Do we want to reference the relevant nodule findings linked to the CaseCancerProbability?

cjacobs1 commented 5 years ago

@cjacobs1 You were right, the nodule probability scores are indeed computed by applying the sigmoid function, so I propose to use those instead of the confidence scores directly.

Perfect, agreed!

cjacobs1 commented 5 years ago

@cjacobs1 I have updated the proposed output format, based on your feedback. The CancerInfo group is now included and I have changed Confidence to Probability (which now actually also can be a proper probability through the sigmoid) This should be sufficient to get going.

Do we want to reference the relevant nodule findings linked to the CaseCancerProbability?

Yes, we do. Perhaps best to include the IDs of those nodules in the CancerInfo part. So, it would look like:

<CancerInfo>
  <CaseCancerProbability>0.89</CaseCancerProbability>
  <ReferenceNoduleIDs>1,2,3,4,5</ReferenceNoduleIDs>
</CancerInfo>

But if we sort them, it will always be 1,2,3,4,5, right? But still good to add, I think. For someone who is not so familiar with the algorithm.

silvandeleemput commented 5 years ago

But if we sort them, it will always be 1,2,3,4,5, right?
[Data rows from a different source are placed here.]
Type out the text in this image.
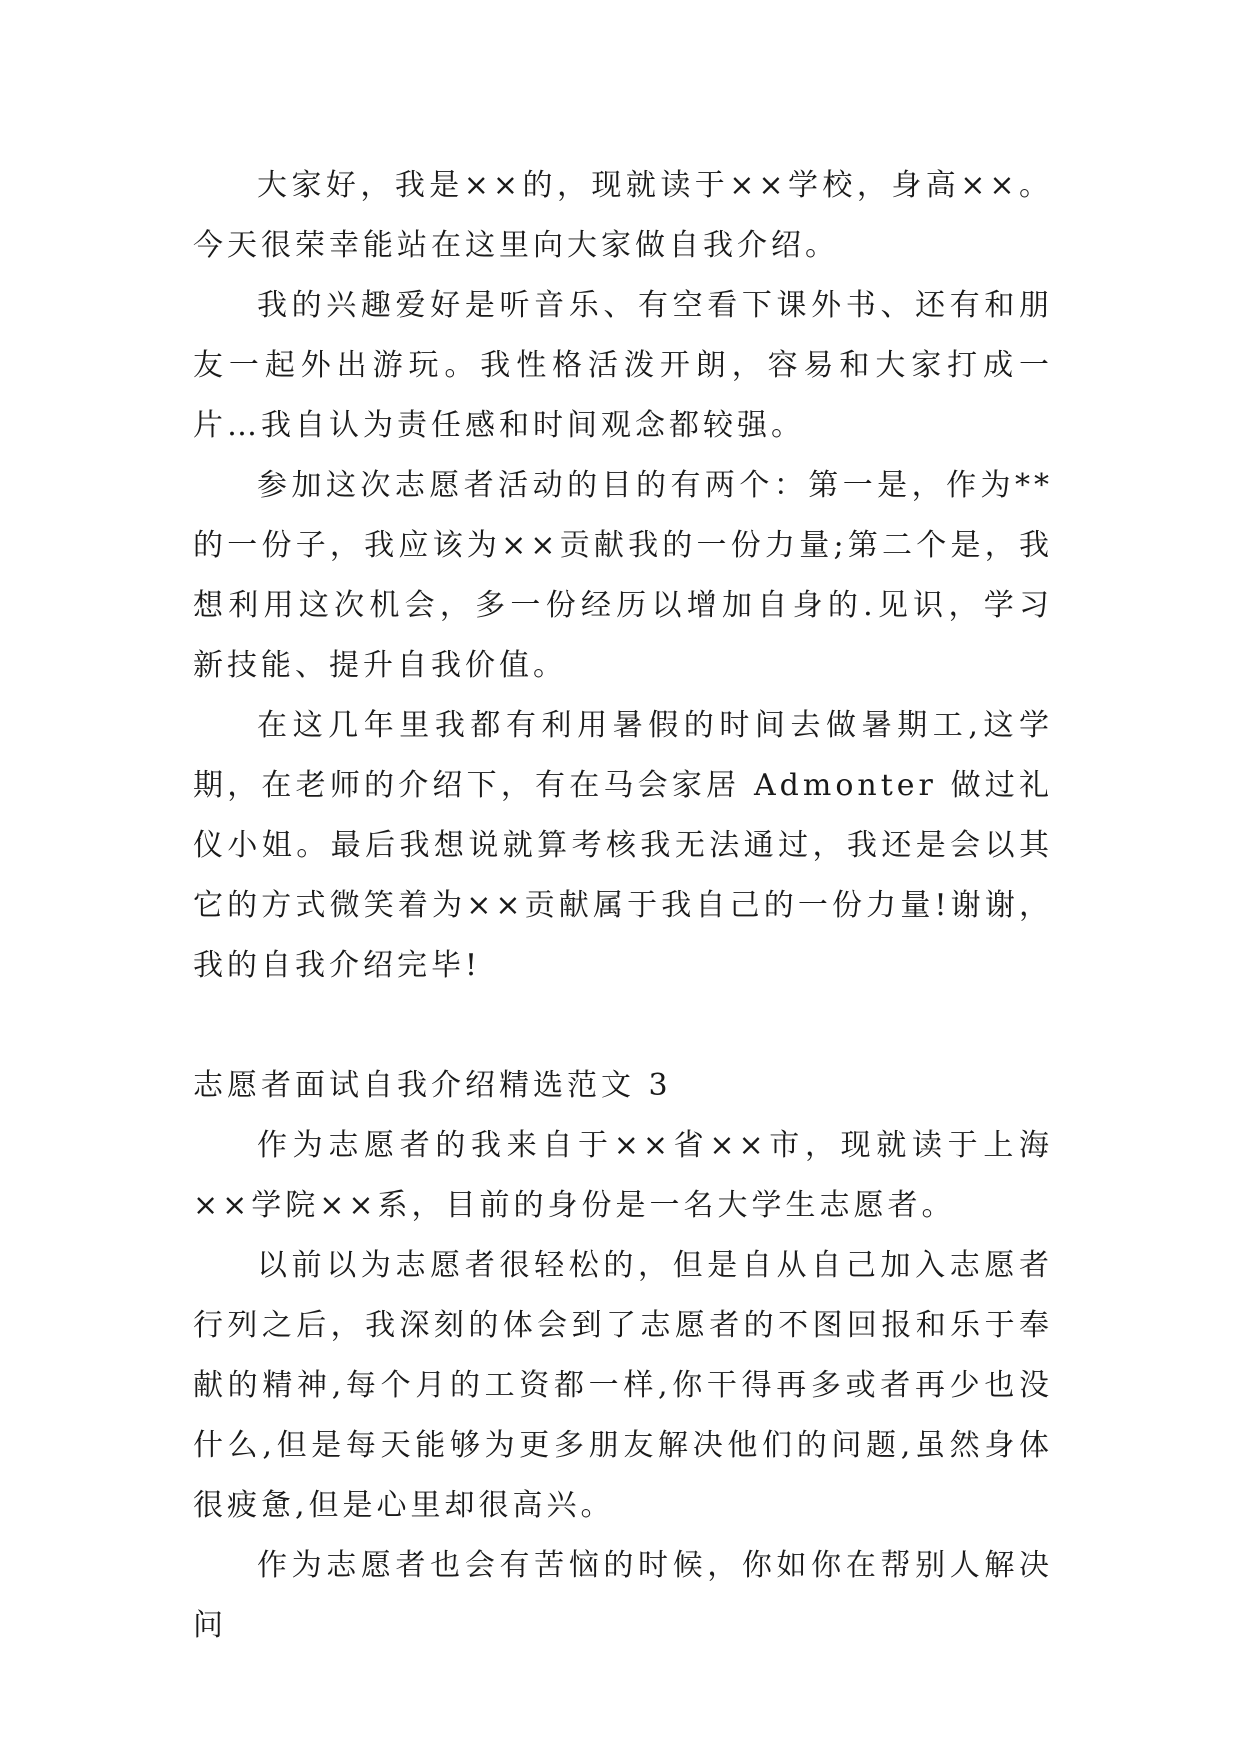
大家好，我是××的，现就读于××学校，身高××。今天很荣幸能站在这里向大家做自我介绍。

我的兴趣爱好是听音乐、有空看下课外书、还有和朋友一起外出游玩。我性格活泼开朗，容易和大家打成一片…我自认为责任感和时间观念都较强。

参加这次志愿者活动的目的有两个：第一是，作为**的一份子，我应该为××贡献我的一份力量;第二个是，我想利用这次机会，多一份经历以增加自身的.见识，学习新技能、提升自我价值。

在这几年里我都有利用暑假的时间去做暑期工,这学期，在老师的介绍下，有在马会家居 Admonter 做过礼仪小姐。最后我想说就算考核我无法通过，我还是会以其它的方式微笑着为××贡献属于我自己的一份力量!谢谢，我的自我介绍完毕!

志愿者面试自我介绍精选范文 3

作为志愿者的我来自于××省××市，现就读于上海××学院××系，目前的身份是一名大学生志愿者。

以前以为志愿者很轻松的，但是自从自己加入志愿者行列之后，我深刻的体会到了志愿者的不图回报和乐于奉献的精神,每个月的工资都一样,你干得再多或者再少也没什么,但是每天能够为更多朋友解决他们的问题,虽然身体很疲惫,但是心里却很高兴。

作为志愿者也会有苦恼的时候，你如你在帮别人解决问
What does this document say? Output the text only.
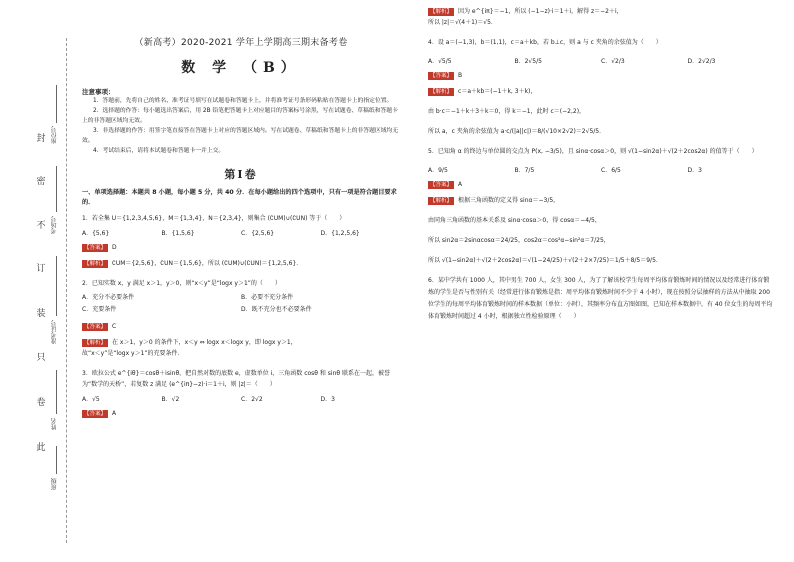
封
密
不
订
装
只
卷
此
座位号
考场号
准考证号
姓名
班级
（新高考）2020-2021 学年上学期高三期末备考卷
数 学 （B）
注意事项：

1．答题前，先将自己的姓名、准考证号填写在试题卷和答题卡上，并将准考证号条形码粘贴在答题卡上的指定位置。

2．选择题的作答：每小题选出答案后，用 2B 铅笔把答题卡上对应题目的答案标号涂黑，写在试题卷、草稿纸和答题卡上的非答题区域均无效。

3．非选择题的作答：用签字笔直接答在答题卡上对应的答题区域内。写在试题卷、草稿纸和答题卡上的非答题区域均无效。

4．考试结束后，请将本试题卷和答题卡一并上交。

第Ⅰ卷
一、单项选择题：本题共 8 小题，每小题 5 分，共 40 分．在每小题给出的四个选项中，只有一项是符合题目要求的．
1．若全集 U＝{1,2,3,4,5,6}，M＝{1,3,4}，N＝{2,3,4}，则集合 (∁UM)∪(∁UN) 等于（　　）
A．{5,6}	B．{1,5,6}	C．{2,5,6}	D．{1,2,5,6}
【答案】 D
【解析】 ∁UM＝{2,5,6}，∁UN＝{1,5,6}，所以 (∁UM)∪(∁UN)＝{1,2,5,6}．
2．已知实数 x，y 满足 x＞1，y＞0，则“x＜y”是“logx y＞1”的（　　）
A．充分不必要条件	B．必要不充分条件
C．充要条件	D．既不充分也不必要条件
【答案】 C
【解析】 在 x＞1，y＞0 的条件下，x＜y ⇔ logx x＜logx y，即 logx y＞1，
故“x＜y”是“logx y＞1”的充要条件．
3．欧拉公式 e^{iθ}＝cosθ＋isinθ，把自然对数的底数 e，虚数单位 i，三角函数 cosθ 和 sinθ 联系在一起，被誉为“数学的天桥”，若复数 z 满足 (e^{iπ}−z)·i＝1＋i，则 |z|＝（　　）
A．√5	B．√2	C．2√2	D．3
【答案】 A
【解析】 因为 e^{iπ}＝−1，所以 (−1−z)·i＝1＋i，解得 z＝−2＋i，
所以 |z|＝√(4＋1)＝√5．
4．设 a＝(−1,3)，b＝(1,1)，c＝a＋kb，若 b⊥c，则 a 与 c 夹角的余弦值为（　　）
A．√5/5	B．2√5/5	C．√2/3	D．2√2/3
【答案】 B
【解析】 c＝a＋kb＝(−1＋k, 3＋k)，
由 b·c＝−1＋k＋3＋k＝0，得 k＝−1，此时 c＝(−2,2)，
所以 a，c 夹角的余弦值为 a·c/(|a||c|)＝8/(√10×2√2)＝2√5/5．
5．已知角 α 的终边与单位圆的交点为 P(x, −3/5)，且 sinα·cosα＞0，则 √(1−sin2α)＋√(2＋2cos2α) 的值等于（　　）
A．9/5	B．7/5	C．6/5	D．3
【答案】 A
【解析】 根据三角函数的定义得 sinα＝−3/5，
由同角三角函数的基本关系及 sinα·cosα＞0，得 cosα＝−4/5，
所以 sin2α＝2sinαcosα＝24/25，cos2α＝cos²α−sin²α＝7/25，
所以 √(1−sin2α)＋√(2＋2cos2α)＝√(1−24/25)＋√(2＋2×7/25)＝1/5＋8/5＝9/5．
6．某中学共有 1000 人，其中男生 700 人，女生 300 人，为了了解该校学生每周平均体育锻炼时间的情况以及经常进行体育锻炼的学生是否与性别有关（经常进行体育锻炼是指：周平均体育锻炼时间不少于 4 小时），现在按照分层抽样的方法从中抽取 200 位学生的每周平均体育锻炼时间的样本数据（单位：小时），其频率分布直方图如图，已知在样本数据中，有 40 位女生的每周平均体育锻炼时间超过 4 小时，根据独立性检验原理（　　）
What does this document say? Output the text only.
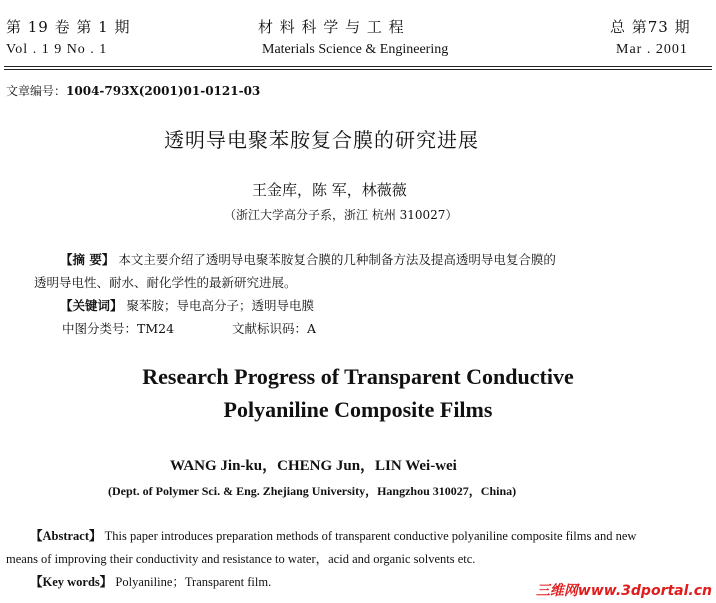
第 19 卷 第 1 期
Vol . 1 9 No . 1
材 料 科 学 与 工 程
Materials Science & Engineering
总 第73 期
Mar . 2001
文章编号：1004-793X(2001)01-0121-03
透明导电聚苯胺复合膜的研究进展
王金库，陈 军，林薇薇
（浙江大学高分子系，浙江 杭州 310027）
【摘 要】 本文主要介绍了透明导电聚苯胺复合膜的几种制备方法及提高透明导电复合膜的
透明导电性、耐水、耐化学性的最新研究进展。
【关键词】 聚苯胺；导电高分子；透明导电膜
中图分类号：TM24	文献标识码：A
Research Progress of Transparent Conductive
Polyaniline Composite Films
WANG Jin-ku，CHENG Jun，LIN Wei-wei
(Dept. of Polymer Sci. & Eng. Zhejiang University，Hangzhou 310027，China)
【Abstract】 This paper introduces preparation methods of transparent conductive polyaniline composite films and new
means of improving their conductivity and resistance to water，acid and organic solvents etc.
【Key words】 Polyaniline；Transparent film.
三维网www.3dportal.cn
But still good to add, I think. For someone who is not so familiar with the algorithm.

My thought exactly. I'll add it to the decision.

silvandeleemput commented 5 years ago

I am making good progress on this. There are just a few things left to do before this can be put into a PR:

Moved TODO to the top of the ticket.

silvandeleemput commented 5 years ago

General update

Unresolved/new issues:

Reporting

Performance issues:

Untested

silvandeleemput commented 5 years ago

Today, I was finally able to identify and resolve the issue with the conversion from voxel to world coordinates. The test MHD and MHA files had incorrect (mirrored) spacing and offset w.r.t. the Dicom files, also the ITK fileloader loaded the spacing and offset mirrored.

This led to the tests not failing on the test files and failing on new Dicom files. I have fixed the ITK loader and the MHD and MHA test files. In addition, I have added rigorous testing for the voxel to world coordinate conversions.

Some things remaining before the PR:

haimasree commented 5 years ago

Does this mean it was not an issue with convert_voxel_to_world_coordinates.py, but the input test files? If indeed the above code is faulty, can I see line numbers which may be contributing to the failure? @silvandeleemput

silvandeleemput commented 5 years ago

Does this mean it was not an issue convert_voxel_to_world_coordinates.py, but the input test files?

@haimasree Yes, there was no fault in your WorldToVoxelConvert class. So far your module holds fine against my tests, but I'll still need to test transform matrices. The fault was indeed in the input test files, which probably also led to an incorrect implementation of the itk image fileloader. My apologies for the unwarranted callout earlier.

haimasree commented 5 years ago

Oh no worries at all. Like I said before, I never tested with mhd/mha files and fixed that fairly quickly which didnt allow me to do as much testing as I would have liked. Hence, I was curious. Good work!